I have built TQCache as a fast and simple key-value store that can be used as a drop-in replacement for Memcached and in some cases for Redis. While surely not as mature, it does offer a specific set of trade-offs that may interest you. It is designed for workloads where both memory efficiency and persistence are priorities, such as session storage.
See: https://github.com/mevdschee/tqcache
What is TQCache?
Implemented in Go, TQCache works as both an embeddable library and a standalone
server. It speaks the Memcached protocol (both text and binary), meaning it
works out-of-the-box with existing clients, including PHP’s native memcached
session handler.
The Trade-off: Memory vs. Disk
The primary architectural difference between TQCache and its alternatives is how it stores data. Memcached stores everything in RAM and it is fast. Redis (typically) keeps the dataset in RAM for speed, periodically dumping to disk or appending to a log for persistence. TQCache keeps only the keys in RAM, while the actual values rely on the operating system’s page cache and are stored on disk (using append-only logs).
The “Niche” Advantage
This architecture makes TQCache extremely memory efficient. In benchmarks with 100,000 keys (10KB payloads), TQCache used approximately 25MB of RAM, whereas Memcached usage was ~681MB and Redis ~815MB.
If you have a dataset larger than your available RAM, TQCache allows you to serve it with reasonable performance, relying on fast SSDs/NVMe, whereas Memcached would evict keys.
Realistic Performance & Limitations
It is important to be realistic: TQCache is generally slower than in-memory solutions, especially for writes, because it prioritizes durability guarantees (or at least disk-backed storage).
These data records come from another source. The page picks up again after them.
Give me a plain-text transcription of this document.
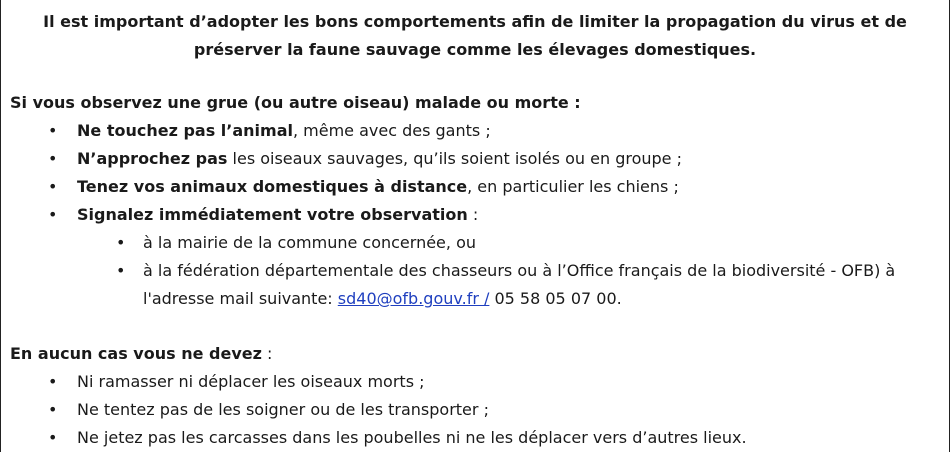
Il est important d’adopter les bons comportements afin de limiter la propagation du virus et de préserver la faune sauvage comme les élevages domestiques.
Si vous observez une grue (ou autre oiseau) malade ou morte :
• Ne touchez pas l’animal, même avec des gants ;
• N’approchez pas les oiseaux sauvages, qu’ils soient isolés ou en groupe ;
• Tenez vos animaux domestiques à distance, en particulier les chiens ;
• Signalez immédiatement votre observation :
• à la mairie de la commune concernée, ou
• à la fédération départementale des chasseurs ou à l’Office français de la biodiversité - OFB) à l'adresse mail suivante: sd40@ofb.gouv.fr / 05 58 05 07 00.
En aucun cas vous ne devez :
• Ni ramasser ni déplacer les oiseaux morts ;
• Ne tentez pas de les soigner ou de les transporter ;
• Ne jetez pas les carcasses dans les poubelles ni ne les déplacer vers d’autres lieux.
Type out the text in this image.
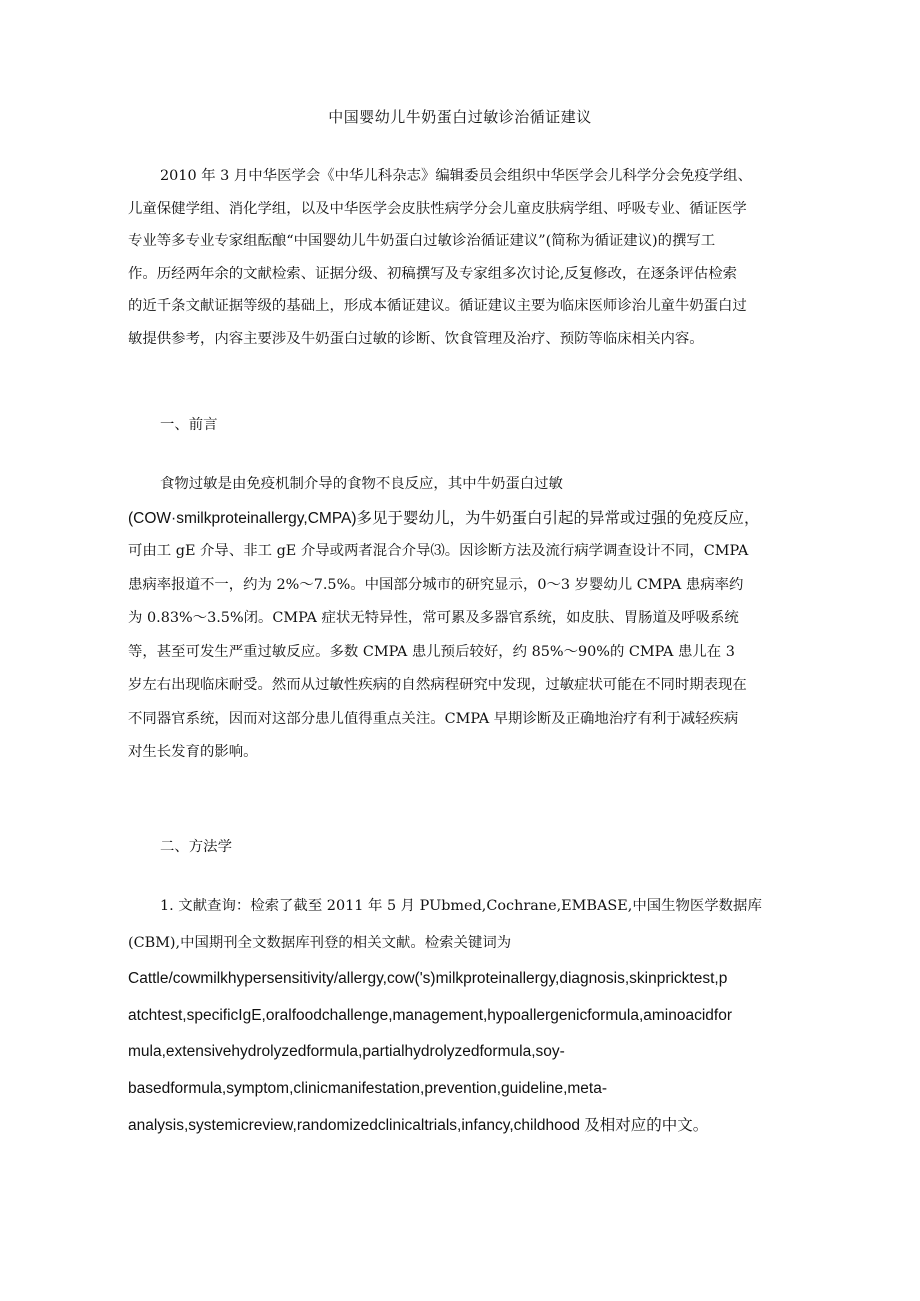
中国婴幼儿牛奶蛋白过敏诊治循证建议
2010 年 3 月中华医学会《中华儿科杂志》编辑委员会组织中华医学会儿科学分会免疫学组、
儿童保健学组、消化学组，以及中华医学会皮肤性病学分会儿童皮肤病学组、呼吸专业、循证医学
专业等多专业专家组酝酿“中国婴幼儿牛奶蛋白过敏诊治循证建议”(简称为循证建议)的撰写工
作。历经两年余的文献检索、证据分级、初稿撰写及专家组多次讨论,反复修改，在逐条评估检索
的近千条文献证据等级的基础上，形成本循证建议。循证建议主要为临床医师诊治儿童牛奶蛋白过
敏提供参考，内容主要涉及牛奶蛋白过敏的诊断、饮食管理及治疗、预防等临床相关内容。
一、前言
食物过敏是由免疫机制介导的食物不良反应，其中牛奶蛋白过敏
(COW·smilkproteinallergy,CMPA)多见于婴幼儿，为牛奶蛋白引起的异常或过强的免疫反应，
可由工 gE 介导、非工 gE 介导或两者混合介导⑶。因诊断方法及流行病学调查设计不同，CMPA
患病率报道不一，约为 2%～7.5%。中国部分城市的研究显示，0～3 岁婴幼儿 CMPA 患病率约
为 0.83%～3.5%闭。CMPA 症状无特异性，常可累及多器官系统，如皮肤、胃肠道及呼吸系统
等，甚至可发生严重过敏反应。多数 CMPA 患儿预后较好，约 85%～90%的 CMPA 患儿在 3
岁左右出现临床耐受。然而从过敏性疾病的自然病程研究中发现，过敏症状可能在不同时期表现在
不同器官系统，因而对这部分患儿值得重点关注。CMPA 早期诊断及正确地治疗有利于减轻疾病
对生长发育的影响。
二、方法学
1. 文献查询：检索了截至 2011 年 5 月 PUbmed,Cochrane,EMBASE,中国生物医学数据库
(CBM),中国期刊全文数据库刊登的相关文献。检索关键词为
Cattle/cowmilkhypersensitivity/allergy,cow('s)milkproteinallergy,diagnosis,skinpricktest,p
atchtest,specificIgE,oralfoodchallenge,management,hypoallergenicformula,aminoacidfor
mula,extensivehydrolyzedformula,partialhydrolyzedformula,soy-
basedformula,symptom,clinicmanifestation,prevention,guideline,meta-
analysis,systemicreview,randomizedclinicaltrials,infancy,childhood 及相对应的中文。
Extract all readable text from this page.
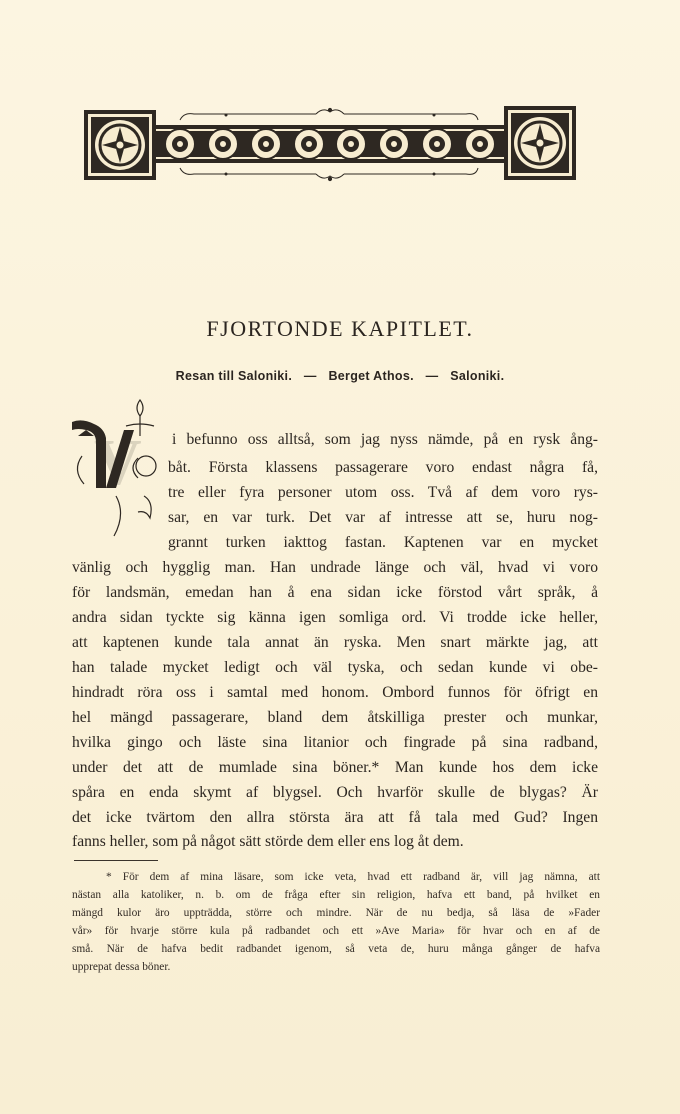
FJORTONDE KAPITLET.
Resan till Saloniki. — Berget Athos. — Saloniki.
V i befunno oss alltså, som jag nyss nämde, på en rysk ång-
båt. Första klassens passagerare voro endast några få,
tre eller fyra personer utom oss. Två af dem voro rys-
sar, en var turk. Det var af intresse att se, huru nog-
grannt turken iakttog fastan. Kaptenen var en mycket
vänlig och hygglig man. Han undrade länge och väl, hvad vi voro
för landsmän, emedan han å ena sidan icke förstod vårt språk, å
andra sidan tyckte sig känna igen somliga ord. Vi trodde icke heller,
att kaptenen kunde tala annat än ryska. Men snart märkte jag, att
han talade mycket ledigt och väl tyska, och sedan kunde vi obe-
hindradt röra oss i samtal med honom. Ombord funnos för öfrigt en
hel mängd passagerare, bland dem åtskilliga prester och munkar,
hvilka gingo och läste sina litanior och fingrade på sina radband,
under det att de mumlade sina böner.* Man kunde hos dem icke
spåra en enda skymt af blygsel. Och hvarför skulle de blygas? Är
det icke tvärtom den allra största ära att få tala med Gud? Ingen
fanns heller, som på något sätt störde dem eller ens log åt dem.
* För dem af mina läsare, som icke veta, hvad ett radband är, vill jag nämna, att
nästan alla katoliker, n. b. om de fråga efter sin religion, hafva ett band, på hvilket en
mängd kulor äro uppträdda, större och mindre. När de nu bedja, så läsa de »Fader
vår» för hvarje större kula på radbandet och ett »Ave Maria» för hvar och en af de
små. När de hafva bedit radbandet igenom, så veta de, huru många gånger de hafva
upprepat dessa böner.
TQCache achieves ~39k RPS write throughput in its periodic sync mode. Compared to Redis (~48k RPS) and Memcached (~142k RPS) it is slower. If you need massive write throughput, TQCache is likely not the right tool. On reads it performs surprisingly well, achieving ~132k RPS, which outperforms Redis (~116k RPS) but is still significantly slower than Memcached (~282k RPS).
Additionally, TQCache is a pure Key-Value store. It does not support the rich
data structures (Sets, Sorted Sets, Lists, HyperLogLogs) that make Redis so
versatile. If you use Redis for more than just SET/GET, TQCache is not a
replacement.
How it works
The storage engine is built on a robust three-level architecture designed for durability and fast recovery:
- Data Log (Disk): An append-only file that stores the actual values and their expiration metadata. This file is immutable, meaning new values are always appended to the end.
- Index Log (Disk): A smaller append-only file that stores the mapping between keys and their location (offset) in the data log.
- B-Tree (RAM): An in-memory structure that maintains the key-to-offset mapping for O(log n) lookups. This is totally rebuilt from the index log on startup.
Compaction
Since TQCache uses append-only logs, updating a key doesn’t overwrite the old data; it just adds a new entry. To prevent the disk from filling up, a compaction process runs periodically:
- It takes a snapshot of the in-memory index.
- It copies the valid (not expired, deleted or overwritten) data to a new log file.
- It performs a quick “tail copy” of any writes that happened during the process (requiring a very short lock).
- It atomically swaps the files.
When to use it?
TQCache shines as a persistent Memcached. It is fully compatible with PHP sessions. Unlike Memcached, TQCache persists sessions to disk, so you don’t lose all user logins if the service restarts. If you value storage capacity over raw microsecond latency and want to cache terabytes of data without paying for terabytes of RAM. It uses a single binary (or Go library import) with a simple append-only log format that is robust and easy to back up.
Conclusion
TQCache is not a “Redis Killer.” It is a specialized tool that creates a middle ground: it offers the protocol simplicity of Memcached with the persistence of a database, all while keeping a small memory footprint.
Disclaimer: I’ve built TQCache in one evening and it has not been tested in production, you’ve been warned!